Animosity Towards Affordable Care Act Is Hard To Fathom

Animosity Towards Affordable Care Act Is Hard To Fathom

Rena W. is a 35-year-old small-business owner — the co-owner, actually, of an Atlanta hair salon. She works hard but doesn’t make enough money to purchase health insurance.

A mother of three, Rena has high cholesterol and hypertension. Last month, she suffered a mini-stroke, a calamity that brought confusion, a brief bout of aphasia and a trip to the emergency room. She has recovered, but now owes the hospital $17,000 for her treatment, a debt that she says will take her years to repay.

Rena is just the sort of hardworking American for whom the Patient Protection and Affordable Care Act — routinely called “Obamacare” — is designed. She can now purchase a policy that will pay for the medical care she needs and insure against any more medical emergencies. (If only she’d had that insurance a bit sooner, she would not be burdened by debt.)

But for reasons that are hard to grasp, Republicans are apparently willing to throw the American economy over the cliff — and to further destabilize an already-shaky global economy, as well — just to keep Rena from being able to buy affordable health insurance. If the government shutdown doesn’t force President Obama to forsake his signature legislative accomplishment, many Republicans say, they will refuse to lift the debt ceiling, sending the country into default for the first time in history.

Again, this is all to prevent people like Rena from being able to purchase health insurance.

Having listened to the inflammatory, paranoid and highly creative debate over Obamacare since 2009, having witnessed countless Tea Party rallies and heard numerous critics outline the law’s alleged dangers, I still don’t understand the motives of its most deranged adversaries. I do know that all the other industrialized democracies ensure that the vast majority of their citizens have access to medical care, and none of those nations have gone up in smoke. They endure, with populations who are at least as healthy as Americans and who pay much less for their doctor’s visits and medicines.

Here in the United States, conservatives have railed against an expanding social safety net at least as far back as Franklin Roosevelt’s New Deal, which birthed the Social Security system to prevent old-age penury. The campaign to create Medicare brought similar warnings of dire consequences, with no less a true-blue conservative than Ronald Reagan insisting that it would put the country on the slippery slope to socialism.

In a recorded message, he told listeners that if they didn’t oppose the creation of government-sponsored health care for retirees, “one of these days you and I are going to spend our sunset years telling our children, and our children’s children, what it once was like in America when men were free.”

As you know, none of those dire predictions came to pass, and both Social Security and Medicare are wildly popular. Still, that hasn’t stopped a certain mind-bending cognitive dissonance: Many in the Republican Party’s Tea Party camp, where Obamacare is regarded as the devil’s own handiwork, are themselves beneficiaries of Medicare, which is closer to socialism than virtually any other government program. Go figure.

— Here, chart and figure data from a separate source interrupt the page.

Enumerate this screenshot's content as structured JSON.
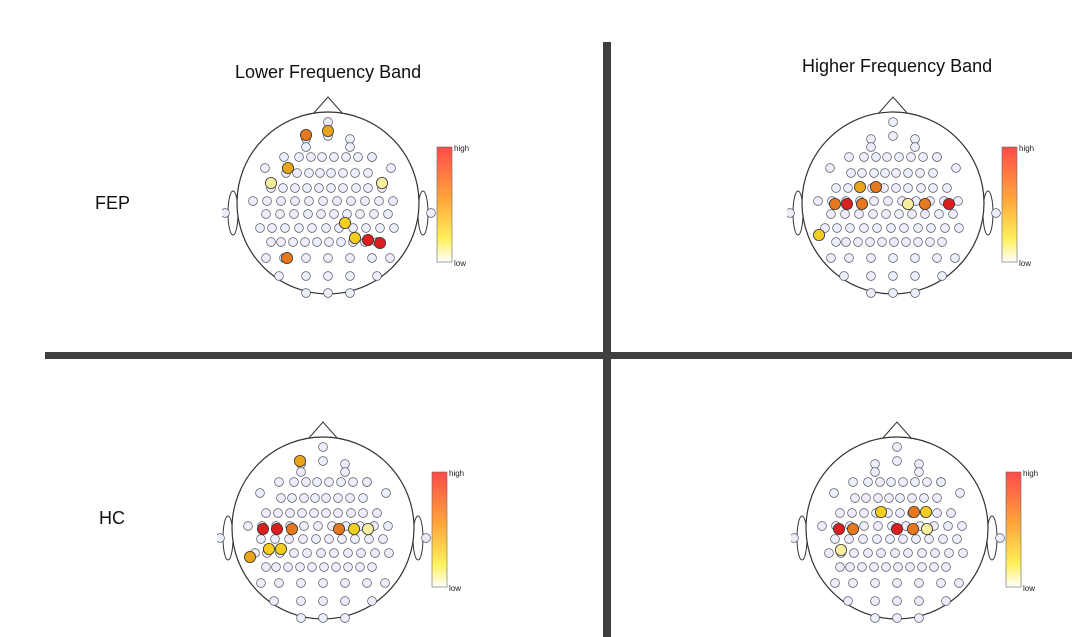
{
  "titles": {
    "lower": "Lower Frequency Band",
    "higher": "Higher Frequency Band"
  },
  "rows": {
    "fep": "FEP",
    "hc": "HC"
  },
  "colorbar": {
    "high": "high",
    "low": "low"
  },
  "colors": {
    "red": "#dc1e1e",
    "orange": "#e8781e",
    "amber": "#e8a51c",
    "gold": "#f5cd1e",
    "pale": "#f8eea0",
    "electrode": "#eceeff",
    "divider": "#3f3f3f"
  },
  "panels": {
    "fep_lower": {
      "highlights": [
        {
          "e": "AF3",
          "c": "orange"
        },
        {
          "e": "AF4",
          "c": "amber"
        },
        {
          "e": "F5",
          "c": "amber"
        },
        {
          "e": "FT7",
          "c": "pale"
        },
        {
          "e": "FC6",
          "c": "pale"
        },
        {
          "e": "C4",
          "c": "gold"
        },
        {
          "e": "CP2",
          "c": "gold"
        },
        {
          "e": "CP4",
          "c": "red"
        },
        {
          "e": "CP6",
          "c": "red"
        },
        {
          "e": "TP7",
          "c": "orange"
        }
      ]
    },
    "fep_higher": {
      "highlights": [
        {
          "e": "FC3",
          "c": "amber"
        },
        {
          "e": "FC1",
          "c": "orange"
        },
        {
          "e": "T7",
          "c": "orange"
        },
        {
          "e": "C5",
          "c": "red"
        },
        {
          "e": "C3",
          "c": "orange"
        },
        {
          "e": "C2",
          "c": "pale"
        },
        {
          "e": "C4",
          "c": "orange"
        },
        {
          "e": "T8",
          "c": "red"
        },
        {
          "e": "TP7",
          "c": "gold"
        }
      ]
    },
    "hc_lower": {
      "highlights": [
        {
          "e": "AF3",
          "c": "amber"
        },
        {
          "e": "T7",
          "c": "red"
        },
        {
          "e": "C5",
          "c": "red"
        },
        {
          "e": "C3",
          "c": "orange"
        },
        {
          "e": "C2",
          "c": "orange"
        },
        {
          "e": "C4",
          "c": "gold"
        },
        {
          "e": "C6",
          "c": "pale"
        },
        {
          "e": "CP5",
          "c": "gold"
        },
        {
          "e": "CP3",
          "c": "gold"
        },
        {
          "e": "TP7",
          "c": "amber"
        }
      ]
    },
    "hc_higher": {
      "highlights": [
        {
          "e": "FC1",
          "c": "gold"
        },
        {
          "e": "FC2",
          "c": "orange"
        },
        {
          "e": "FC4",
          "c": "gold"
        },
        {
          "e": "T7",
          "c": "red"
        },
        {
          "e": "C5",
          "c": "orange"
        },
        {
          "e": "C1",
          "c": "red"
        },
        {
          "e": "C2",
          "c": "orange"
        },
        {
          "e": "C4",
          "c": "pale"
        },
        {
          "e": "CP5",
          "c": "pale"
        }
      ]
    }
  }
}
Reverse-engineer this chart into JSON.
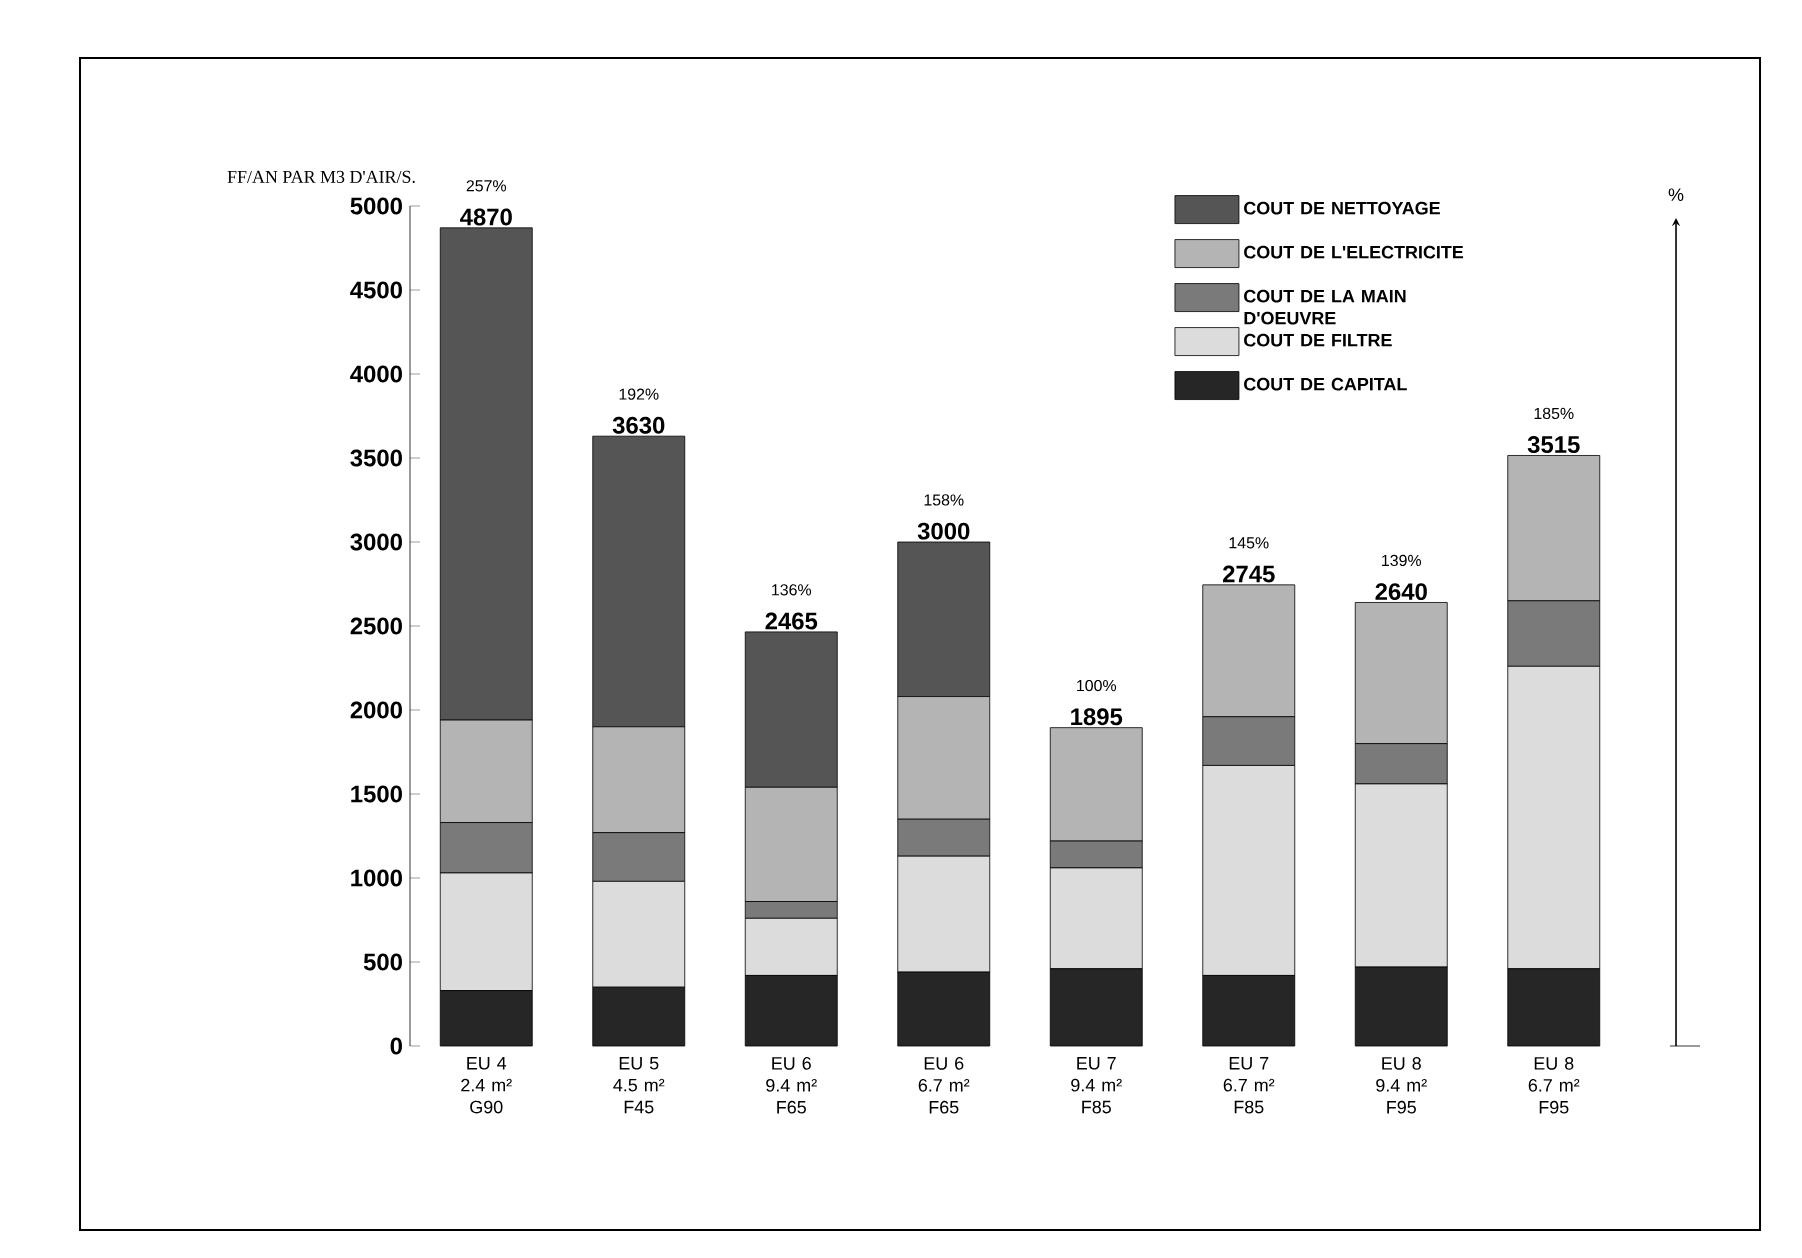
{
  "chart_data": {
    "type": "bar",
    "stacked": true,
    "ylabel": "FF/AN PAR M3 D'AIR/S.",
    "categories": [
      "EU 4 2.4 m² G90",
      "EU 5 4.5 m² F45",
      "EU 6 9.4 m² F65",
      "EU 6 6.7 m² F65",
      "EU 7 9.4 m² F85",
      "EU 7 6.7 m² F85",
      "EU 8 9.4 m² F95",
      "EU 8 6.7 m² F95"
    ],
    "series": [
      {
        "name": "COUT DE CAPITAL",
        "color": "#262626",
        "values": [
          330,
          350,
          420,
          440,
          460,
          420,
          470,
          460
        ]
      },
      {
        "name": "COUT DE FILTRE",
        "color": "#dcdcdc",
        "values": [
          700,
          630,
          340,
          690,
          600,
          1250,
          1090,
          1800
        ]
      },
      {
        "name": "COUT DE LA MAIN D'OEUVRE",
        "color": "#7a7a7a",
        "values": [
          300,
          290,
          100,
          220,
          160,
          290,
          240,
          390
        ]
      },
      {
        "name": "COUT DE L'ELECTRICITE",
        "color": "#b4b4b4",
        "values": [
          610,
          630,
          680,
          730,
          675,
          785,
          840,
          865
        ]
      },
      {
        "name": "COUT DE NETTOYAGE",
        "color": "#555555",
        "values": [
          2930,
          1730,
          925,
          920,
          null,
          null,
          null,
          null
        ]
      }
    ],
    "totals": [
      "4870",
      "3630",
      "2465",
      "3000",
      "1895",
      "2745",
      "2640",
      "3515"
    ],
    "annotations": [
      "257%",
      "192%",
      "136%",
      "158%",
      "100%",
      "145%",
      "139%",
      "185%",
      "%"
    ],
    "ylim": [
      0,
      5000
    ],
    "yticks": [
      0,
      500,
      1000,
      1500,
      2000,
      2500,
      3000,
      3500,
      4000,
      4500,
      5000
    ],
    "legend": "top right"
  }
}
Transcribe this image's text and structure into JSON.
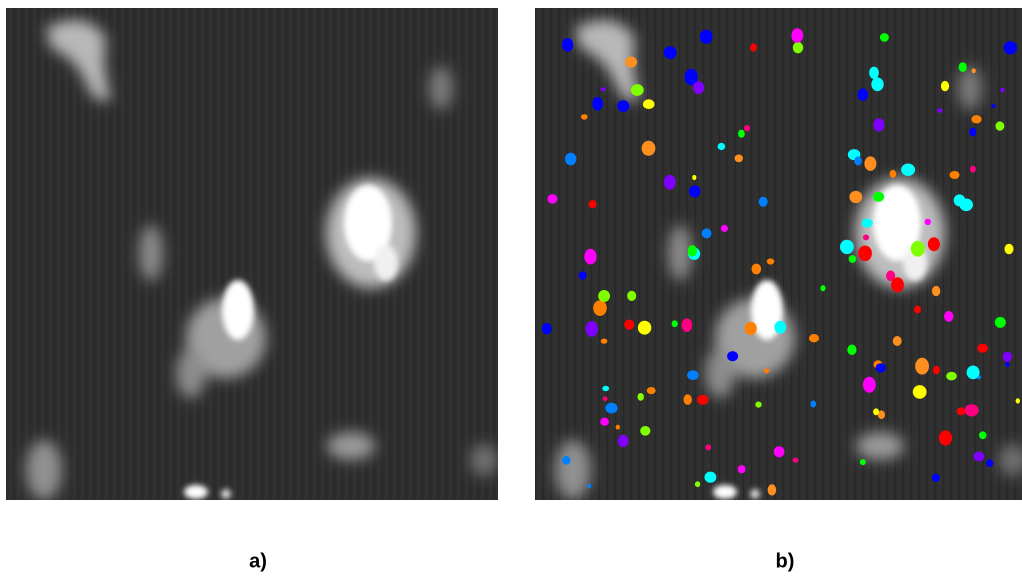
{
  "panels": [
    {
      "label": "a)"
    },
    {
      "label": "b)"
    }
  ]
}
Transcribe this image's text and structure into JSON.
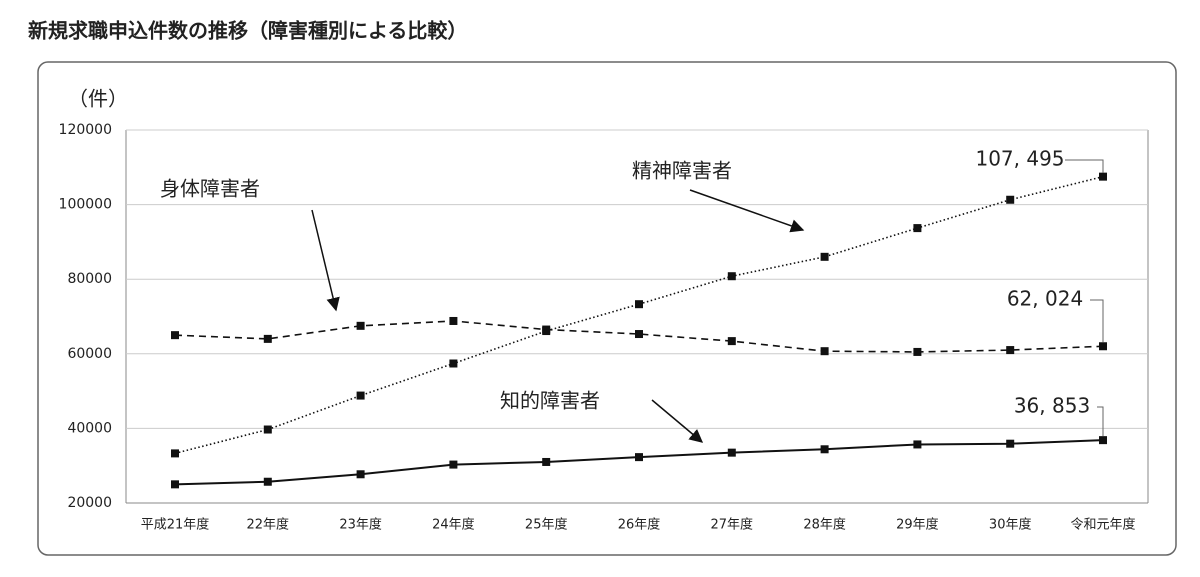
{
  "chart_data": {
    "type": "line",
    "title": "新規求職申込件数の推移（障害種別による比較）",
    "y_label": "（件）",
    "categories": [
      "平成21年度",
      "22年度",
      "23年度",
      "24年度",
      "25年度",
      "26年度",
      "27年度",
      "28年度",
      "29年度",
      "30年度",
      "令和元年度"
    ],
    "series": [
      {
        "name": "身体障害者",
        "color": "#111111",
        "linestyle": "dashed",
        "values": [
          65000,
          64000,
          67500,
          68800,
          66500,
          65300,
          63400,
          60700,
          60500,
          61000,
          62024
        ],
        "value_labels": [
          null,
          null,
          null,
          null,
          null,
          null,
          null,
          null,
          null,
          null,
          "62, 024"
        ]
      },
      {
        "name": "精神障害者",
        "color": "#111111",
        "linestyle": "dotted",
        "values": [
          33300,
          39700,
          48800,
          57400,
          66100,
          73300,
          80800,
          86000,
          93700,
          101300,
          107495
        ],
        "value_labels": [
          null,
          null,
          null,
          null,
          null,
          null,
          null,
          null,
          null,
          null,
          "107, 495"
        ]
      },
      {
        "name": "知的障害者",
        "color": "#111111",
        "linestyle": "solid",
        "values": [
          25000,
          25700,
          27700,
          30300,
          31000,
          32300,
          33500,
          34400,
          35700,
          35900,
          36853
        ],
        "value_labels": [
          null,
          null,
          null,
          null,
          null,
          null,
          null,
          null,
          null,
          null,
          "36, 853"
        ]
      }
    ],
    "ylim": [
      20000,
      120000
    ],
    "yticks": [
      20000,
      40000,
      60000,
      80000,
      100000,
      120000
    ],
    "grid": true
  }
}
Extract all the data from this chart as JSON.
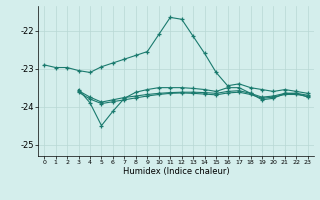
{
  "xlabel": "Humidex (Indice chaleur)",
  "background_color": "#d4eeec",
  "line_color": "#1a7a6e",
  "grid_color": "#b8d8d4",
  "x_values": [
    0,
    1,
    2,
    3,
    4,
    5,
    6,
    7,
    8,
    9,
    10,
    11,
    12,
    13,
    14,
    15,
    16,
    17,
    18,
    19,
    20,
    21,
    22,
    23
  ],
  "curve_main": [
    -22.9,
    -22.97,
    -22.97,
    -23.05,
    -23.1,
    -22.95,
    -22.85,
    -22.75,
    -22.65,
    -22.55,
    -22.1,
    -21.65,
    -21.7,
    -22.15,
    -22.6,
    -23.1,
    -23.45,
    -23.4,
    -23.5,
    -23.55,
    -23.6,
    -23.55,
    -23.6,
    -23.65
  ],
  "curve_lower": [
    null,
    null,
    null,
    -23.55,
    -23.9,
    -24.5,
    -24.12,
    -23.78,
    -23.62,
    -23.55,
    -23.5,
    -23.5,
    -23.5,
    -23.52,
    -23.55,
    -23.6,
    -23.5,
    -23.5,
    -23.65,
    -23.82,
    -23.78,
    -23.65,
    -23.65,
    -23.75
  ],
  "curve_trend1": [
    null,
    null,
    null,
    -23.58,
    -23.75,
    -23.88,
    -23.82,
    -23.76,
    -23.72,
    -23.68,
    -23.65,
    -23.63,
    -23.62,
    -23.62,
    -23.63,
    -23.65,
    -23.6,
    -23.58,
    -23.65,
    -23.75,
    -23.72,
    -23.65,
    -23.65,
    -23.7
  ],
  "curve_trend2": [
    null,
    null,
    null,
    -23.62,
    -23.8,
    -23.92,
    -23.87,
    -23.82,
    -23.77,
    -23.72,
    -23.68,
    -23.65,
    -23.64,
    -23.65,
    -23.67,
    -23.69,
    -23.64,
    -23.62,
    -23.68,
    -23.78,
    -23.75,
    -23.68,
    -23.68,
    -23.73
  ],
  "ylim": [
    -25.3,
    -21.35
  ],
  "xlim": [
    -0.5,
    23.5
  ],
  "yticks": [
    -25,
    -24,
    -23,
    -22
  ],
  "xticks": [
    0,
    1,
    2,
    3,
    4,
    5,
    6,
    7,
    8,
    9,
    10,
    11,
    12,
    13,
    14,
    15,
    16,
    17,
    18,
    19,
    20,
    21,
    22,
    23
  ]
}
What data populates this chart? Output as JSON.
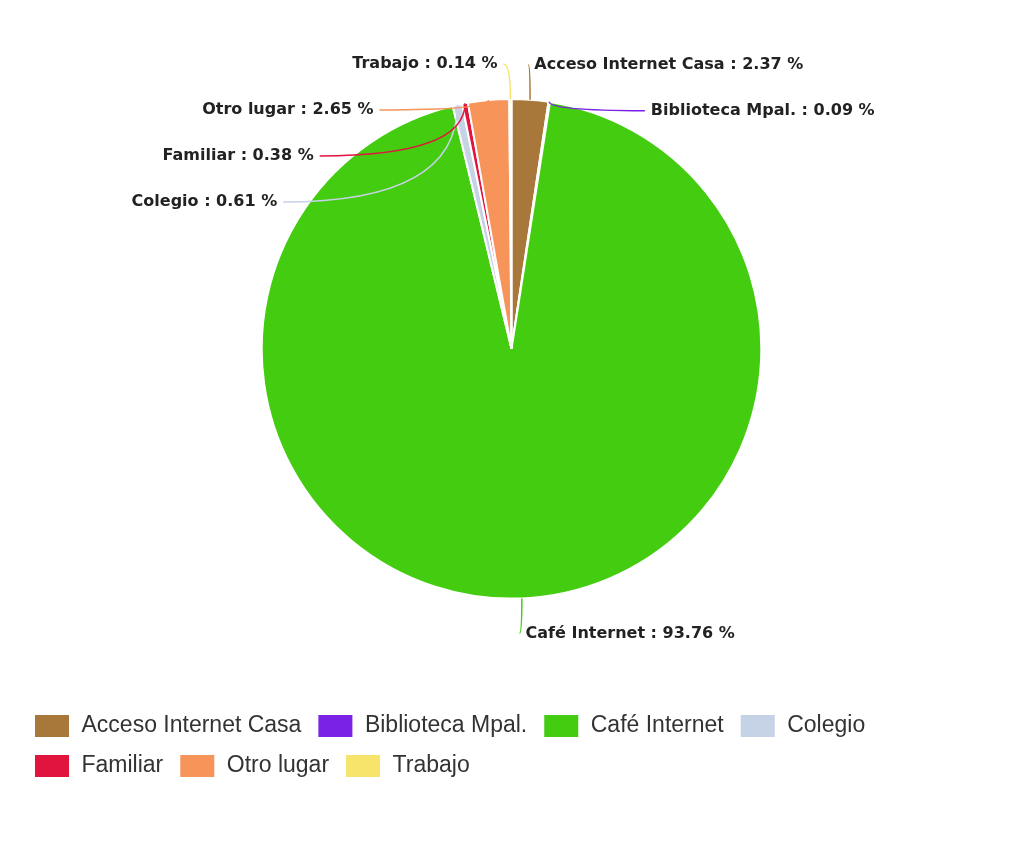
{
  "chart_data": {
    "type": "pie",
    "categories": [
      "Acceso Internet Casa",
      "Biblioteca Mpal.",
      "Café Internet",
      "Colegio",
      "Familiar",
      "Otro lugar",
      "Trabajo"
    ],
    "values": [
      2.37,
      0.09,
      93.76,
      0.61,
      0.38,
      2.65,
      0.14
    ],
    "colors": [
      "#a8773a",
      "#7a22e6",
      "#44cc11",
      "#c6d3e6",
      "#e0143c",
      "#f7945a",
      "#f7e46a"
    ],
    "value_labels": [
      "Acceso Internet Casa : 2.37 %",
      "Biblioteca Mpal. : 0.09 %",
      "Café Internet : 93.76 %",
      "Colegio : 0.61 %",
      "Familiar : 0.38 %",
      "Otro lugar : 2.65 %",
      "Trabajo : 0.14 %"
    ],
    "legend": "bottom left"
  }
}
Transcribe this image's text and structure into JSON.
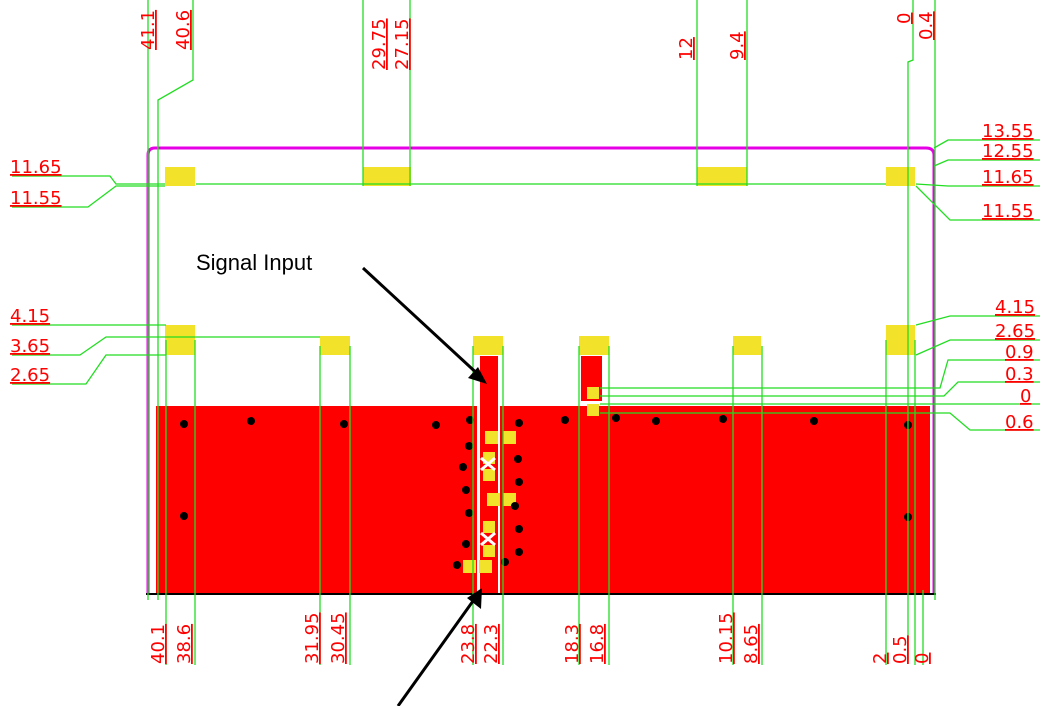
{
  "colors": {
    "board_outline": "#e600e6",
    "copper": "#ff0000",
    "pad": "#f2e22a",
    "dimension_line": "#22dd22",
    "dimension_text": "#ff0000",
    "via": "#000000",
    "callout": "#000000"
  },
  "callouts": {
    "signal_input": "Signal Input"
  },
  "dimensions": {
    "top": [
      "41.1",
      "40.6",
      "29.75",
      "27.15",
      "12",
      "9.4",
      "0",
      "0.4"
    ],
    "bottom": [
      "40.1",
      "38.6",
      "31.95",
      "30.45",
      "23.8",
      "22.3",
      "18.3",
      "16.8",
      "10.15",
      "8.65",
      "2",
      "0.5",
      "0"
    ],
    "left": [
      "11.65",
      "11.55",
      "4.15",
      "3.65",
      "2.65"
    ],
    "right": [
      "13.55",
      "12.55",
      "11.65",
      "11.55",
      "4.15",
      "2.65",
      "0.9",
      "0.3",
      "0",
      "0.6"
    ]
  }
}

Among conservative intellectuals, it’s popular to pretend that Republicans will eventually replace Obamacare with a much better program that would promote affordable health care without any of the alleged flaws of the current law. But the most honest among them admit that congressional Republicans have no current plan to replace Obamacare, only to repeal it.

Rena had managed, until now, to avoid medical crises by buying her prescriptions from discount pharmacies and paying out-of-pocket for annual checkups. Her children are covered by Medicaid. She is married, but her husband also lacks health insurance — which contradicts the popular notion that single motherhood is to blame for the growing crisis of the have-nots.

She is one of those who play by the rules, working hard and hewing to the American dream. She’s an owner of a genuine small business, not a wealthy law partner or successful online entrepreneur of the sort Republicans tend to point to when they talk about “small-business owners.” Aren’t conservatives big supporters of that commercial sector?

So why, again, are Republicans so furious that she will be able to purchase health insurance?